How to Import Data and Export Results in R

Shaumik Daityari
Share

With the craze for “big” data, analytics tools have gained popularity. One of these tools is the programming language R. In this guide, I’ll show how to extract data from text files, CSV files, and databases. Then I’ll show how to send that data to a web server.

You may be wondering, Do I need to learn a new language all over again? The answer is no! All you need to know is a few commands.

Programmers from diverse backgrounds who work on web applications in a variety of programming languages can import the data into R and, after processing, export it in the format they require.

Note: If you’re not familiar with R, I recommend SitePoint’s article on how to install R and RStudio. It provides basic commands in R and a general introduction to the language. This post covers commands that can be run on the R terminal without the use of the RStudio IDE. However, handling large datasets on a terminal could turn out to be difficult for beginners, so I’d suggest using RStudio for an enriched experience. In RStudio, you can run the same commands in the Console box.

Handling Text Files

A text file present on your local machine can be read using a slightly modified read.table command. Because it’s designed for reading tables, you can set the separator to an empty string ("") to read a text file line by line:

file_contents = read.table("<path_to_file>", sep = "")

Note: where you see angled brackets such as in <path_to_file>, insert the necessary number, identifier, etc. without the brackets.

The path to the file may also be the relative path to the file. If your rows have unequal length, you have to set fill = TRUE as well. The output of this command is a data frame in R.

If your file is too large to be read in one go, you can try reading it in steps using the skip and nrow options. For instance, to read the lines 6–10 in your file, run the following commands:

connection <- file("<path_to_file>")
lines6_10 = read.table(connection, skip=5, nrow=5) # 6-10 lines

Handling CSV Files

A CSV (comma-separated values) file is a file that, quite literally, contains values separated by commas. You can read a CSV file using the read.csv command:

file_contents = read.csv("<path_to_file>")

A header option states whether the CSV file contains column headers. It’s set to TRUE by default. (This can also be specified when reading text files.) In case you have unequal columns in different rows, you need to set fill to TRUE as well.

For large files, you can skip rows in a similar manner:

connection <- file("<path_to_file>")
lines6_10 = read.csv(connection, skip=5, nrow=5) # 6-10 lines

Using MySQL Databases

To make database connections, you need the separate RMySQL library. It can be installed using the following command:

install.packages('RMySQL')

Once installed, you need to activate it by running the following:

library('RMySQL')

Assuming that your database is running, you can now make MySQL queries after establishing a connection:

con <- dbConnect(MySQL(),
  user="root", password="root",
  dbname="nsso", host="localhost", port=8889)

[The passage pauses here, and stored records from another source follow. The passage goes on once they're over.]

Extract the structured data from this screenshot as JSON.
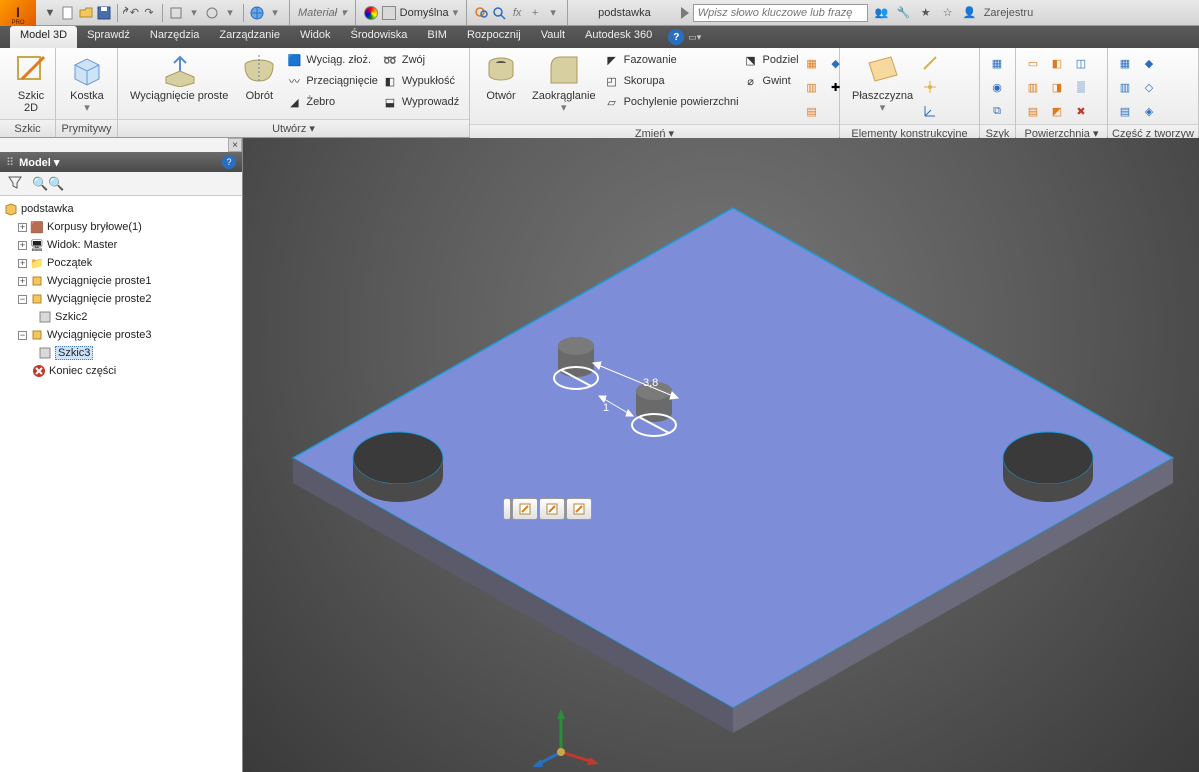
{
  "app": {
    "pro": "PRO"
  },
  "qat": {
    "material_label": "Materiał",
    "appearance_label": "Domyślna"
  },
  "doc": {
    "name": "podstawka"
  },
  "search": {
    "placeholder": "Wpisz słowo kluczowe lub frazę"
  },
  "account": {
    "label": "Zarejestru"
  },
  "menus": {
    "active": "Model 3D",
    "items": [
      "Sprawdź",
      "Narzędzia",
      "Zarządzanie",
      "Widok",
      "Środowiska",
      "BIM",
      "Rozpocznij",
      "Vault",
      "Autodesk 360"
    ]
  },
  "ribbon": {
    "panels": {
      "szkic": {
        "title": "Szkic",
        "btn": "Szkic\n2D"
      },
      "prym": {
        "title": "Prymitywy",
        "btn": "Kostka"
      },
      "utworz": {
        "title": "Utwórz ▾",
        "big1": "Wyciągnięcie proste",
        "big2": "Obrót",
        "rows": [
          "Wyciąg. złoż.",
          "Przeciągnięcie",
          "Żebro",
          "Zwój",
          "Wypukłość",
          "Wyprowadź"
        ]
      },
      "otwor": {
        "big1": "Otwór",
        "big2": "Zaokrąglanie"
      },
      "zmien": {
        "title": "Zmień ▾",
        "rows": [
          "Fazowanie",
          "Skorupa",
          "Pochylenie powierzchni",
          "Podziel",
          "Gwint"
        ]
      },
      "konstr": {
        "title": "Elementy konstrukcyjne",
        "btn": "Płaszczyzna"
      },
      "szyk": {
        "title": "Szyk"
      },
      "pow": {
        "title": "Powierzchnia ▾"
      },
      "tworz": {
        "title": "Część z tworzyw"
      }
    }
  },
  "browser": {
    "title": "Model ▾",
    "root": "podstawka",
    "items": [
      "Korpusy bryłowe(1)",
      "Widok: Master",
      "Początek",
      "Wyciągnięcie proste1",
      "Wyciągnięcie proste2",
      "Szkic2",
      "Wyciągnięcie proste3",
      "Szkic3",
      "Koniec części"
    ]
  },
  "dims": {
    "d1": "3,8",
    "d2": "1"
  }
}
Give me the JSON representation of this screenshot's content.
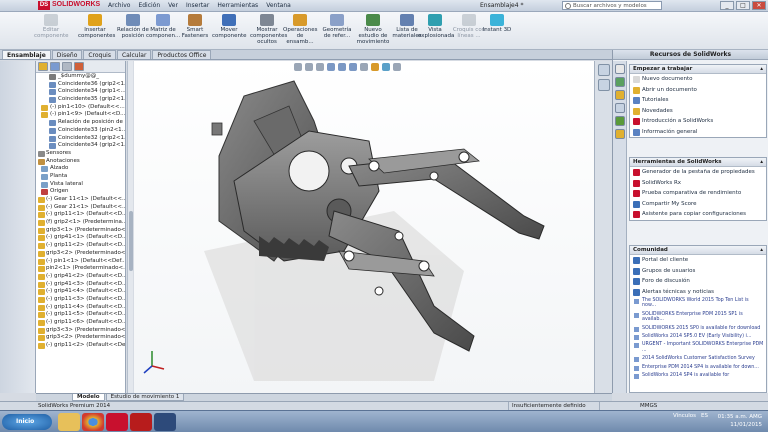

If you’re running MySQL through MAMP on a Mac, you need to specify a unix.socket:

con <- dbConnect(..., unix.socket = "/Applications/MAMP/tmp/mysql/mysql.sock")

To make a MySQL query, you first need to execute the query and then store the data in a data frame:

rs <- dbSendQuery(con, "SELECT * FROM my_table;") # Make sure you run a LIMIT if your query is too large
data <- fetch(rs, n = -1)

Once you’re done with your queries, you can disconnect your connection through the dbDisconnect command:

dbDisconnect(con)

Read Data on the Web

What if your data source is on the Web? How do you read online files? In R, it can be done simply by changing the file path that you specify in the read command. You need to use the url command and specify the URL in the read.csv command. For instance:

file_contents = read.csv(url("<file_URL>"))

For a database, the host may be changed to extract data from a database on a web server.

Export Data

Just like read.csv and read.table, a data frame can be exported into a text or a CSV file using the write commands:

write.csv(data_frame, file = "data.csv")

To export as a text file using a different delimiter (say, a tab), you can use the write.table command:

write.table(data_frame, file = "data.txt", sep = "\t")

Updating databases is just as easy, and can be done by executing UPDATE and INSERT MySQL commands.

Export Graphs

Once you’ve processed and plotted your data in R, you can export it too! The png or jpeg command does that for you. Basically, it saves the plot that’s currently active:

# Initiate Image
png(filename="sample.png")
# Make a plot
plot(c(1,2,3,4,5), c(4,5,6,7,8))
# Save the plot
dev.off()

Ideally, you can tweak the second command to save a required plot.

Export Data to the Web

Uploading files to the web directly might be a bit tricky, but you can export data to the Web using two steps: save a file locally, then upload it to the Web. You can upload a file to the web using a POST request through R, which can be emulated using the httr package:

POST("<upload_URL>", body = list(name="<path_to_local_file>", filedata = upload_file(filename, "text/csv")))

For more details, here’s a quickstart guide on the httr package.

Conclusion

R has gained a lot of popularity in recent years among people working with statistics, and now’s a good time to learn this wonderful language. It’s flexible enough to sync with various types of data sources, and working with R is very easy too, irrespective of your background. Let’s hope this post got you started with R!